The rescue of the twelve boys and their coach trapped in Tham Luang caves in Thailand, for more than two weeks, has been seen as a story of great success and a miracle… and rightly so. It brought to the fore the best in humanity – love and concern for others, co-operation and collaboration, dedication to a common cause and risking oneself for the other. The incessant prayers of the family members of the young men, their country-men and of people the world over, were not in vain.
But, just prayers for their survival were not enough. Like Jesus, who risked himself at incarnation to enter the sin-logged caves of human existence, the two British divers risked their lives to find those who were trapped in the cave. Some risks had to be taken with someone risking his/her own life to venture into the water-logged caves … human efforts were the stepping-stones to help transform prayers into a reality. The risks were severe, as exemplified by the death of the retired professional Thai navy seal diver. Indeed, the old adage ‘God helps those who help themselves’ had to be put to the test and be brought to life.
While, the world often seems to be polarized by the narrative of the other as a threat, the rescue effort brought to the fore the value of unity of humanity. The ‘difference’, which so often inhibits and weakens human relationships, was transformed into a tool of strength and resolve to rescue those trapped. The rescue effort was an exhibition of the best in humanity, where religion, race, colour, community or any other differentiation was obliterated with single-minded purpose of harnessing every possible talent and specialization towards one specific goal – bringing the thirteen out of the cave alive. The mission was not just life saving, but indeed, life giving, to the trapped boys and their coach, and to their families – indeed, to the Thai nation. In a world, where politicians polarize people, we have a proof that human unity is a power, which can make a miracle happen.
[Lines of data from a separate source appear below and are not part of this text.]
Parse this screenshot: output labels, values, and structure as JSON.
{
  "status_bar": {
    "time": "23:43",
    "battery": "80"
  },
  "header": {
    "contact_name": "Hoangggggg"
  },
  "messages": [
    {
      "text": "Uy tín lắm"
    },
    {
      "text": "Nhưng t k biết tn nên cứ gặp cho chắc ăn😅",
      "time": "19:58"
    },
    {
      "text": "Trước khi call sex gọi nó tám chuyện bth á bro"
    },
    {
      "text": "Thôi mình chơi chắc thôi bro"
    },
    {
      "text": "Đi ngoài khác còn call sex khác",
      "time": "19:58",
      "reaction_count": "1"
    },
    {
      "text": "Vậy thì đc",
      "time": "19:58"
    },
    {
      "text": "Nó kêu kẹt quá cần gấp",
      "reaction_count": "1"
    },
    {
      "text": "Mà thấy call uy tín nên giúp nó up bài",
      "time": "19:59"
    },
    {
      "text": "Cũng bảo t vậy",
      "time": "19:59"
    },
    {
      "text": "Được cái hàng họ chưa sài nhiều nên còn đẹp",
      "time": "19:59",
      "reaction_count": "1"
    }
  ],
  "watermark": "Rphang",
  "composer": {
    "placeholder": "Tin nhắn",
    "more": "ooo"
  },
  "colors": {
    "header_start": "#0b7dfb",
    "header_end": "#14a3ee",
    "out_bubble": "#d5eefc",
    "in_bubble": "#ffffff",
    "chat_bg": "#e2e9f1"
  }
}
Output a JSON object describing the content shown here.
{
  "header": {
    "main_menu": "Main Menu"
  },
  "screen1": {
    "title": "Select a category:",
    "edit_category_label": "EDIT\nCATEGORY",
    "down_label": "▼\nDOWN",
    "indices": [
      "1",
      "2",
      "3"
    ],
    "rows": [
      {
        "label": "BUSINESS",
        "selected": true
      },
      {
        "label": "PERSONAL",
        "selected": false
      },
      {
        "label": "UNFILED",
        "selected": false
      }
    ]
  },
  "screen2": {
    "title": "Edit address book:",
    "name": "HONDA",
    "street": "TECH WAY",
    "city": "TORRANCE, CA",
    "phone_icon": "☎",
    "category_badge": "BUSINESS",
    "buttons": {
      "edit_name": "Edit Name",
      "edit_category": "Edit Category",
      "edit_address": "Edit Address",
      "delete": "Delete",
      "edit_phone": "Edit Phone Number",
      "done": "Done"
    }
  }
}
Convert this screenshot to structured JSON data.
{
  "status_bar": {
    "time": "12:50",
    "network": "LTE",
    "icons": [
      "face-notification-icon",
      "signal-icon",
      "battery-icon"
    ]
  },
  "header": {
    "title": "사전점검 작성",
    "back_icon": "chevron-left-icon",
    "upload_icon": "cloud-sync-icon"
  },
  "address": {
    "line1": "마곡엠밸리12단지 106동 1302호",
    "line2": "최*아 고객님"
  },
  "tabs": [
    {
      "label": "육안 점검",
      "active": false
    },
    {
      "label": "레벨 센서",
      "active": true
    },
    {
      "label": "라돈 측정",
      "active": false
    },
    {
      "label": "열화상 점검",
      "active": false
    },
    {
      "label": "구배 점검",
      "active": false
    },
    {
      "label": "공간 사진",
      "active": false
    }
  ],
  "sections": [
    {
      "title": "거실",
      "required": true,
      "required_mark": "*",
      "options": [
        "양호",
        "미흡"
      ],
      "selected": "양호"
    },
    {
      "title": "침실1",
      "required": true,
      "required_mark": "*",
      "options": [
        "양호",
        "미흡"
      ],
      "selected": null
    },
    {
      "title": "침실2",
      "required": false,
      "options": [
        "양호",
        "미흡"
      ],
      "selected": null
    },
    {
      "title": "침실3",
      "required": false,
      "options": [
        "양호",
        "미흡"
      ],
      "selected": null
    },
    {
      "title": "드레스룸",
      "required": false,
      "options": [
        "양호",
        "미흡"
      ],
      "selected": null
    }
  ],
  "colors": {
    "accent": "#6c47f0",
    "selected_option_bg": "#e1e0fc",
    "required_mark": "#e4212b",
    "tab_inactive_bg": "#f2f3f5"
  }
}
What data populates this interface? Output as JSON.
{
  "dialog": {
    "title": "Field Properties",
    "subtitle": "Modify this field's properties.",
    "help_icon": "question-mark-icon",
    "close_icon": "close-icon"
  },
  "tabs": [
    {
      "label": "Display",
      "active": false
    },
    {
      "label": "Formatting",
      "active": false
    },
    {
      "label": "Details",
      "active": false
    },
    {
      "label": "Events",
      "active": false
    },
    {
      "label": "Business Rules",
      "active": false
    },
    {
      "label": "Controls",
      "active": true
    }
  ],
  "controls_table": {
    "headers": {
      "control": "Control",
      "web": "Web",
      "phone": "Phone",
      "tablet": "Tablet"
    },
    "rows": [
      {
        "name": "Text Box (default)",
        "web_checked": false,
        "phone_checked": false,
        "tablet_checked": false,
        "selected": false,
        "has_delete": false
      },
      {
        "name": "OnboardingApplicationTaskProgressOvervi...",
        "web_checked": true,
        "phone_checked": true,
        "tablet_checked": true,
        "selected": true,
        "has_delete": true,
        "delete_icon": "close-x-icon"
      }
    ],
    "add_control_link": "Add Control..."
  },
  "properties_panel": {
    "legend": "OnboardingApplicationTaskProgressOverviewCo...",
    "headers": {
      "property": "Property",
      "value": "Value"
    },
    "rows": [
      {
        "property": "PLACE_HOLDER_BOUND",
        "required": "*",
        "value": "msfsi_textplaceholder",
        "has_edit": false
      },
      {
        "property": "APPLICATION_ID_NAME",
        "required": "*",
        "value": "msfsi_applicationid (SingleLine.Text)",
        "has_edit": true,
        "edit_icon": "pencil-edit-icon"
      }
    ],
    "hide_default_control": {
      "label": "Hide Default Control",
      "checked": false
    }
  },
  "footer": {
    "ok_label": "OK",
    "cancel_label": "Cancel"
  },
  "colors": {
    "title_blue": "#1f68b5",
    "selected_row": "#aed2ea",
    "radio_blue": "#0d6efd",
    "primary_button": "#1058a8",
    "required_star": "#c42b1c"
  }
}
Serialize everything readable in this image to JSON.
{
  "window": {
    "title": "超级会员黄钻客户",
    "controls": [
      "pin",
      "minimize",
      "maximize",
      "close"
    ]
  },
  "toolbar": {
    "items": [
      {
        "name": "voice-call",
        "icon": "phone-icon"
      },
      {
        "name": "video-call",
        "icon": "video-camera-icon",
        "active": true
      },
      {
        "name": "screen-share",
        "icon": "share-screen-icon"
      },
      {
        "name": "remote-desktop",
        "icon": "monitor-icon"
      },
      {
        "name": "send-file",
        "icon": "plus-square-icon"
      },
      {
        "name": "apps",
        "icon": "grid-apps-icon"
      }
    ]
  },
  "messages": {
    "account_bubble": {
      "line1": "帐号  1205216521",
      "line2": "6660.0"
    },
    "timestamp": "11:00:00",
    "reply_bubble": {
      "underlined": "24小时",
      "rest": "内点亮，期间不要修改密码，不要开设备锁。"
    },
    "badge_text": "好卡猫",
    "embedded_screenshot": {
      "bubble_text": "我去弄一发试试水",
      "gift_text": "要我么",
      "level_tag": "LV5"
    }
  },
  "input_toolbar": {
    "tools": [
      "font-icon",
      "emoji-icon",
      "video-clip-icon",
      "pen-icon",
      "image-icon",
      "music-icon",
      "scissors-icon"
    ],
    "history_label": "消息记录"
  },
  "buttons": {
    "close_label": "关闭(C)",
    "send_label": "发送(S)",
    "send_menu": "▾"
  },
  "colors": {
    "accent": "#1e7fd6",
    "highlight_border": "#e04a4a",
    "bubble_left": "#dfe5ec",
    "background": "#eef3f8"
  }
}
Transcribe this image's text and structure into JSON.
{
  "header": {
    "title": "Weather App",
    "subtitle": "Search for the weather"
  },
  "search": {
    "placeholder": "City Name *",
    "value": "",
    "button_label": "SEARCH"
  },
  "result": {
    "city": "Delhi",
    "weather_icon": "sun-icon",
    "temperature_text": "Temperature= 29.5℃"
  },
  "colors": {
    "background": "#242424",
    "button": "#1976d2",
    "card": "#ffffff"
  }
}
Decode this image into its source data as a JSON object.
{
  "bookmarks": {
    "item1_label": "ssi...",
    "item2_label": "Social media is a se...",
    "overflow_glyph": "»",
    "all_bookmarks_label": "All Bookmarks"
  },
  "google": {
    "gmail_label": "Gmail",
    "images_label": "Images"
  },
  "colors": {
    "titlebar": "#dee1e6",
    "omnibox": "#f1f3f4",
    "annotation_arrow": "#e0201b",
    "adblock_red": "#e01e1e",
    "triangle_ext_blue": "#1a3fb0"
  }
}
The trapped boys and their coach offer us some wonderful lessons in life. They survived those nine days before they were found through their bonds of unity. They were a team on the football field and beyond, even in the darkest and most tragic moment of their lives. If they passed the ball to one another to win a game, they shared the little with one another to win the game of endurance. While the world impresses upon us to be self-centred, what an example of selflessness and sharing! In a world of consumerism, where having is equated with being, we could not have a better example of surviving on and living with the bare minimum.
In the cave, the daunting darkness, the deafening silence was surmounted by their sheer will to stay alive, supported by an undying faith that they would be found and eventually rescued. In a world where we so easily fall victims to despair, self-belief and faith is a great tool towards survival and self-preservation. Perhaps, we could draw a page from those young boys and their coach, when trapped in the cave of our pains, sufferings and misery. For those who believe, the light of faith keeps them afloat.
Lucky, for the trapped team, their coach, a Buddhist ex-monk, helped them to meditate and feel the presence of God in their lives. Meditation helped them to stay calm and not despair and to survive those nine days without food and in total darkness. Deep in Tham Luang caves, the boys were helped, by their coach, to endure and survive by entering the cave of their hearts, through meditation. Through meditation, they allowed the inner light to guide their survival. This could serve as a reminder to us to appreciate, treasure and to return to the great tradition of monasticism in the Church, which could help us find our God in the cave of our hearts.